Diese Verzweiflung geht zurück auf die Niederlage gegen Israel 1967, den Tod des damaligen ägyptischen Präsidenten Nasser und darauf, dass andere, ihm nacheifernde arabische Präsidenten zu Mördern und Dieben wurden.
Es ist eine Verzweiflung, die daraus erwuchs, dass die arabischen Regime die Wunde Palästina dem Vergessen überantwortet hatten und dass der islamische Fundamentalismus, der sich als Alternative zum Nasserismus darstellte, sie dazu brachte, sich den Amerikanern in Afghanistan als Vasallen anzudienen.
Kampfflugzeuge können Verzweiflung nicht besiegen, sondern nur vertiefen und erneuern. Der Krieg gegen den IS wird nirgendwohin führen, sondern die Region nur weiter fragmentieren, ihre Minderheiten zerstören und Millionen arabische, kurdische und jesidische Flüchtlinge zu Markenzeichen einer schwarzen Epoche machen.
Wie können wir dem IS-Reich entgegentreten?
Der Widerstand beginnt damit, dass wir uns bewusst werden, dass wir es mit einem neuen Kapitel der Tyrannei zu tun haben, das sich vom vorherigen nur in den zur Schau getragenen religiösen Parolen unterscheidet.
In der blutigen Auseinandersetzung, die vor uns liegt, bleibt uns nur die Option, an den Werten von Freiheit und Gerechtigkeit festzuhalten und ihnen konkrete Bedeutung zu verleihen.
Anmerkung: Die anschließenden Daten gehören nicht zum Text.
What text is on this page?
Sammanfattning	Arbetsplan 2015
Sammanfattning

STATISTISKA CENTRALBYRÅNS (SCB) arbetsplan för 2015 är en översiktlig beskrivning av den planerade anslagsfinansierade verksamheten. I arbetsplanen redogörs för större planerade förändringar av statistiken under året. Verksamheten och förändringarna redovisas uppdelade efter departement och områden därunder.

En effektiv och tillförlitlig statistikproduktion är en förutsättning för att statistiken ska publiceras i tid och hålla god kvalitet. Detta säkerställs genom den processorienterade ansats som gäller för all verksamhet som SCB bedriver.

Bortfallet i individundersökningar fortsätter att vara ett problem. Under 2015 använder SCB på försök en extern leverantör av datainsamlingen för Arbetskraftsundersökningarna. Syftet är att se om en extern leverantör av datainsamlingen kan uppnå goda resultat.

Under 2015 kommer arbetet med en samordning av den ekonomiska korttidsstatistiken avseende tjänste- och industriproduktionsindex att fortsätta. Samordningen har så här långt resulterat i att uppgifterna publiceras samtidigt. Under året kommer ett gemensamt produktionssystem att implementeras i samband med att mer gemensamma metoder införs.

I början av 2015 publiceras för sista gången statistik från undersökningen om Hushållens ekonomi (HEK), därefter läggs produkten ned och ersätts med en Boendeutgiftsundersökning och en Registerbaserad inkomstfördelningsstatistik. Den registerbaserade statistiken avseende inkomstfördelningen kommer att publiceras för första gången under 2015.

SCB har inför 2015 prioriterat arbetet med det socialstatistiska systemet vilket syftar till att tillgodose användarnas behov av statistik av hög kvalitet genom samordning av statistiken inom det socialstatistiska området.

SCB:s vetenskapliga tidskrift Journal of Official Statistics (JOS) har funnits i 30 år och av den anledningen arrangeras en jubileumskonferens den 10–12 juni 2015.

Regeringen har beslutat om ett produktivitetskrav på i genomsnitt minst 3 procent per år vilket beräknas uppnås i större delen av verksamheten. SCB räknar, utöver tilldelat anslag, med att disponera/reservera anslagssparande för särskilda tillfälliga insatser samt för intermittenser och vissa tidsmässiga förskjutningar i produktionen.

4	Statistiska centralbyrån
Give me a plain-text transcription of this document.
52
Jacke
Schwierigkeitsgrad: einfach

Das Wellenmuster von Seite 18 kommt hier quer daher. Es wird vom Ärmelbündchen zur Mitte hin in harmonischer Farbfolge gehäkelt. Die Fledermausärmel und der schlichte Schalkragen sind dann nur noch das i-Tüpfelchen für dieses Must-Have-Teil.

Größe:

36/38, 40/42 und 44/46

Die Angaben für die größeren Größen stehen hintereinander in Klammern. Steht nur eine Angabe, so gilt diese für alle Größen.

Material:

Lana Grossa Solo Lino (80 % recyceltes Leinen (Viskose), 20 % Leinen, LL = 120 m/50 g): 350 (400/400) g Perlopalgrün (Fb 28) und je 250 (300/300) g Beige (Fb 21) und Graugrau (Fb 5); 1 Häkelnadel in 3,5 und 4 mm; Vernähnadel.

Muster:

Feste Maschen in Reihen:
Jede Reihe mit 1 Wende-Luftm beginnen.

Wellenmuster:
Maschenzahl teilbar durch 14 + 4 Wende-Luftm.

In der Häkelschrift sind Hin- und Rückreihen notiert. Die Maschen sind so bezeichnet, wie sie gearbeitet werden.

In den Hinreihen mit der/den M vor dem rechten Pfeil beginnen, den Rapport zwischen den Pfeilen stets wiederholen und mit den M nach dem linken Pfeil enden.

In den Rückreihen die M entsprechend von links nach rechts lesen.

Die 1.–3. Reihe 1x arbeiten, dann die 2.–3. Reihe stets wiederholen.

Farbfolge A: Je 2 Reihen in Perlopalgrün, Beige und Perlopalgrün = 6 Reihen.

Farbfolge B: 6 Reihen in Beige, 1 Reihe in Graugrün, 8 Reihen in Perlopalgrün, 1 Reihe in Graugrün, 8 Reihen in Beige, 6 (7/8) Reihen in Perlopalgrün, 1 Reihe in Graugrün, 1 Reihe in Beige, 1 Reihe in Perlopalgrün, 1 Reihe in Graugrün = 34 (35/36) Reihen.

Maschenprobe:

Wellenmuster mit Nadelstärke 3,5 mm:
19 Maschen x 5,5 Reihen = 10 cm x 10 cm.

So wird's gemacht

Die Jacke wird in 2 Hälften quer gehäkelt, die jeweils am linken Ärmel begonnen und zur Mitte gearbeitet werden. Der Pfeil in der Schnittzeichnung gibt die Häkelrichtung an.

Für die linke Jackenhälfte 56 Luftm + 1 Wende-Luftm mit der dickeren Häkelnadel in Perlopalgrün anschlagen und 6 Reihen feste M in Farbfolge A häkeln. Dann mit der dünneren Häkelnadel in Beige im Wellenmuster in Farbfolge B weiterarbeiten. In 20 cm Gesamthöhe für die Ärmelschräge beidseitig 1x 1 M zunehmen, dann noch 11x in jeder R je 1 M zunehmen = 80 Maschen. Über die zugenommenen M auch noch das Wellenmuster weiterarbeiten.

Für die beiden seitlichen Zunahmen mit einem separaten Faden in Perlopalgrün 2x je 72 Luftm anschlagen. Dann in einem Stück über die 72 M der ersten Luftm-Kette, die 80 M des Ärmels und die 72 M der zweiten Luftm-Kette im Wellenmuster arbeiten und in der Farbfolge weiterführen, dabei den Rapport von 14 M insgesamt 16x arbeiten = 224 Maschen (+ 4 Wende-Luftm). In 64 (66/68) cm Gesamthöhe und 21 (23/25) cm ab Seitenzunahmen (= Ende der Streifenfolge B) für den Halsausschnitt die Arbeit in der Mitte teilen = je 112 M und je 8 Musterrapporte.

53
Wir dürfen nicht weiter auf eine Rettung warten, die nicht kommen wird. Das arabische System der Tyrannei wird uns ebenso wenig retten, wie Amerika sich um unsere Schmerzen schert.
Es ist ein Kampf menschlicher Werte gegen die Barbarei, und dieser Kampf wird lange dauern. Wir müssen ihn als Einzelne wie als Gemeinschaft in dem Bewusstsein dessen führen, der aus seiner Verzweiflung ein Fenster der Hoffnung macht.